Universities have become a breeding ground for intolerance.


The political climate is rough. I don't enjoy commenting on it because of how controversial it has become. Every once in a while, however, I come across something that rubs me the wrong way.

As I was walking through campus the other day, chalked on the side of a cement wall was a phrase claiming the College Republican club on campus was a hate group. I don't know anything about the person who wrote this statement or anything about the College Republican group on campus, but I do know one thing: this statement is false.

Universities have become a breeding ground for intolerance.

Just because someone has a different opinion from you doesn't mean they are hateful. There is room for disagreement.

A psychology professor of mine once said something that impacted my perspective toward both political parties: "Both sides think they're right, but both sides can't be right." Both sides make decisions based on what they think is right. A person's opinion is not "wrong" if it differs from yours. It's just different.

It's important to recognize that people won't always agree with you, and that's okay. That doesn't give you the right to call them mean or hateful. It allows an entrance into discussion. Besides, if you want to persuade someone that your belief is more accurate, name calling won't get you anywhere. It will only cause the other person to view you as inconsiderate and unwilling to understand.

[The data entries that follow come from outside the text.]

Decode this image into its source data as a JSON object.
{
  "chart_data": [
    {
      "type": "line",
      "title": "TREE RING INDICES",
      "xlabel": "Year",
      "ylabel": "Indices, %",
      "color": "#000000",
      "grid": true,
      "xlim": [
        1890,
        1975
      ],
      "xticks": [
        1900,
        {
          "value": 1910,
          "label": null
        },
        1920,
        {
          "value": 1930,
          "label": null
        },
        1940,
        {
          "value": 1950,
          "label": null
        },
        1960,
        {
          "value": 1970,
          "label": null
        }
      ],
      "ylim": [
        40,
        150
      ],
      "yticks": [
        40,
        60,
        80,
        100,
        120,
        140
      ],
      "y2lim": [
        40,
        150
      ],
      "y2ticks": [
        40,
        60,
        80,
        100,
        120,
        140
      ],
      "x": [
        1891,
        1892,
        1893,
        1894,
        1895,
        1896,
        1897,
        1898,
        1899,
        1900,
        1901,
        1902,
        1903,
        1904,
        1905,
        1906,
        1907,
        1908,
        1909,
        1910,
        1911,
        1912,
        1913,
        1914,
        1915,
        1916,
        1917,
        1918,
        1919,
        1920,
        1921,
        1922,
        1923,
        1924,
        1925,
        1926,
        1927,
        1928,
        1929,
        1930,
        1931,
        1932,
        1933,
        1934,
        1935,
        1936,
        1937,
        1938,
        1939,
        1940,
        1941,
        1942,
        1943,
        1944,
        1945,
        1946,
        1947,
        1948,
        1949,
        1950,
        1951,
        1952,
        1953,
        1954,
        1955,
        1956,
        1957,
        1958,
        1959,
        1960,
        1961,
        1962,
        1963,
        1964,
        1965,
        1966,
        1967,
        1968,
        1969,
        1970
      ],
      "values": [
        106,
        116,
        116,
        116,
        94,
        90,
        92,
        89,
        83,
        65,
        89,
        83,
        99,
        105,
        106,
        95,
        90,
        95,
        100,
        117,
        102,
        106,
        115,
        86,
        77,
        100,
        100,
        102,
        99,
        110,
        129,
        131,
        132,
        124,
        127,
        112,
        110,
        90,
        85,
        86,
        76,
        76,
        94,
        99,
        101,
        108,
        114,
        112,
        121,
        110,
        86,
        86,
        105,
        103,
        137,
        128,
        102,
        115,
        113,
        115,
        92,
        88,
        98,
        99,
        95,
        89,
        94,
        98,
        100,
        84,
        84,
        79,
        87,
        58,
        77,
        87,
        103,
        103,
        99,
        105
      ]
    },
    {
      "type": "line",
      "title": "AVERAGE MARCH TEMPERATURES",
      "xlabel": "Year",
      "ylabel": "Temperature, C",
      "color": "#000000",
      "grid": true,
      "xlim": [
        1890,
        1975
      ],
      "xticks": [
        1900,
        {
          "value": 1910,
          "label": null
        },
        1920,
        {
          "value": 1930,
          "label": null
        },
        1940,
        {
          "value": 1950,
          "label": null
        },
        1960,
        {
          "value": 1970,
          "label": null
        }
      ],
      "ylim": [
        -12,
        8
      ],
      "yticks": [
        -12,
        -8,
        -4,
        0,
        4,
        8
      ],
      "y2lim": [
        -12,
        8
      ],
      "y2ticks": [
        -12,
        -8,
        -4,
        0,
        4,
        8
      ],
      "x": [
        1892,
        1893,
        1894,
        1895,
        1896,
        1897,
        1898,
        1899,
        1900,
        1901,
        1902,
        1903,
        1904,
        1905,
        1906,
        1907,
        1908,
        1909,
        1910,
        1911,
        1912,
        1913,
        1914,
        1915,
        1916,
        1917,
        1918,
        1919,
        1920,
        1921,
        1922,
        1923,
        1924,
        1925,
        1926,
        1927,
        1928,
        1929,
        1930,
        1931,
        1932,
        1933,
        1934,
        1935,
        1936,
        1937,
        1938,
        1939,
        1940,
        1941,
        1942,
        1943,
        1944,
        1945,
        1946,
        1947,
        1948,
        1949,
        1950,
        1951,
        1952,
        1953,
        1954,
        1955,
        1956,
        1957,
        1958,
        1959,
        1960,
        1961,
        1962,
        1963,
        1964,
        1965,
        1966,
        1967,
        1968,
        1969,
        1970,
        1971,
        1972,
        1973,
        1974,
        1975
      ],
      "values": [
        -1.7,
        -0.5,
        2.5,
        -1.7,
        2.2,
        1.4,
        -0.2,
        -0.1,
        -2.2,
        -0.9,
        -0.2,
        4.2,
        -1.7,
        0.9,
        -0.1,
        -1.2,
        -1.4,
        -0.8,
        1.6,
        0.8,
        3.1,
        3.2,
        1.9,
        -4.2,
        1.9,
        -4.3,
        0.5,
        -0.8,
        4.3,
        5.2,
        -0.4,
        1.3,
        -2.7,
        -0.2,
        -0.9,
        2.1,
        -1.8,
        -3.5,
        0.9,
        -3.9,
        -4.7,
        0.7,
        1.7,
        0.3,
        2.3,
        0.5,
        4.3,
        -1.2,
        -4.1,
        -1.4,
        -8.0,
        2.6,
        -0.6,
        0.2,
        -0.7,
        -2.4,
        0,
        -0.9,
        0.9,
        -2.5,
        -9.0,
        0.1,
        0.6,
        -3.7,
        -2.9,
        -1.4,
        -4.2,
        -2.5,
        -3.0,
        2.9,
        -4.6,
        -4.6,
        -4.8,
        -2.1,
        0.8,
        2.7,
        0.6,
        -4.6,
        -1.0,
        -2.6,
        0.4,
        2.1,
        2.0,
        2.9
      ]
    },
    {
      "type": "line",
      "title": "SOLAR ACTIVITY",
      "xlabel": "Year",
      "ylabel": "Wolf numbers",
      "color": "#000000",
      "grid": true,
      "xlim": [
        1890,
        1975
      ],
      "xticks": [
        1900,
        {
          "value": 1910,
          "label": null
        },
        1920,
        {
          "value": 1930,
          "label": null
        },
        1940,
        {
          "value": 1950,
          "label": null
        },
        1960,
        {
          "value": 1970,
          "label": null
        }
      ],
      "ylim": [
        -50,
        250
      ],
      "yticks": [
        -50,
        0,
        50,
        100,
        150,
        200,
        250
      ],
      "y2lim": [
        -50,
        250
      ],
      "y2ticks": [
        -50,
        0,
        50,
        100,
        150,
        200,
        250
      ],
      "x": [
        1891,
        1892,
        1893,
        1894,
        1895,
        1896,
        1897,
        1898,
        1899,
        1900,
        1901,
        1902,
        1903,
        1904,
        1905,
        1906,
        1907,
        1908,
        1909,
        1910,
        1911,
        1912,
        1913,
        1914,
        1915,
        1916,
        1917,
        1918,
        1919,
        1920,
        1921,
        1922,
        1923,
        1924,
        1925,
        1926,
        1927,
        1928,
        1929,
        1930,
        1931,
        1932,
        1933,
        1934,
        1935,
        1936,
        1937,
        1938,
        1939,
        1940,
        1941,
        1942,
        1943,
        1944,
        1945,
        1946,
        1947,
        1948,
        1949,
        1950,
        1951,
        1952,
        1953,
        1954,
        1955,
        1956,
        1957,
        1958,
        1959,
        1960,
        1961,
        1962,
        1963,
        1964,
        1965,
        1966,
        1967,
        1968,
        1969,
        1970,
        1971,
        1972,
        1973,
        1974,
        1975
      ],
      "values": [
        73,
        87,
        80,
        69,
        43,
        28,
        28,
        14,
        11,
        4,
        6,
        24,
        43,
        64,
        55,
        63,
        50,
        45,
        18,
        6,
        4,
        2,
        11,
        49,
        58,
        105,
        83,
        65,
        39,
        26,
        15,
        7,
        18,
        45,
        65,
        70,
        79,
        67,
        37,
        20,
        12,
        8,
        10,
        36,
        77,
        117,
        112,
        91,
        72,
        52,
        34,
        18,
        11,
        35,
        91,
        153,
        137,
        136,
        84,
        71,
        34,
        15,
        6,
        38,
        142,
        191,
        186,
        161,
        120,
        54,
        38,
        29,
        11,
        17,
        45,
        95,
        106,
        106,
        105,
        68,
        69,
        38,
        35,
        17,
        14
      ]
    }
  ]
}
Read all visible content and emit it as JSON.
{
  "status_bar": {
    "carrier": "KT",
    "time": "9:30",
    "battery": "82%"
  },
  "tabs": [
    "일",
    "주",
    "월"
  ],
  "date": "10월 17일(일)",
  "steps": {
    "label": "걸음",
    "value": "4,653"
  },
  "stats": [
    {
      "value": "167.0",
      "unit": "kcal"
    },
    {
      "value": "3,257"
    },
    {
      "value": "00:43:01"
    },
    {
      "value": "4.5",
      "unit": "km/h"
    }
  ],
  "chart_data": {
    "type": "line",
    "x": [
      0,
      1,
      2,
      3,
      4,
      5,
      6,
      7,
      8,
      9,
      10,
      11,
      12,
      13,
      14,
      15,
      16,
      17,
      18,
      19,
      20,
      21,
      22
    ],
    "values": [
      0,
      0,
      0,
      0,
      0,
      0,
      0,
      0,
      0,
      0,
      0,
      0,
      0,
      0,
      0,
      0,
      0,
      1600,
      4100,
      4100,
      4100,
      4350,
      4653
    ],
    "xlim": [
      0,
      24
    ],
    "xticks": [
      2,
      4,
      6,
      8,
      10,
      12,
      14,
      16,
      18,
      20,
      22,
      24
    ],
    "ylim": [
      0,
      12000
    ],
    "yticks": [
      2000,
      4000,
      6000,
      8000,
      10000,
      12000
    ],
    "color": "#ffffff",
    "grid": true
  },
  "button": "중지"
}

How can you convince someone to believe you when you won't listen to their perspective? How can you expect people to listen to you when you won't do the same in return? Not only is it important to recognize a person's beliefs, it's important to understand why they believe what they do.

In order for people to engage in productive dialogue, both sides need to listen to each other and respect each other. Tossing labels around progresses nowhere and doesn't benefit anyone.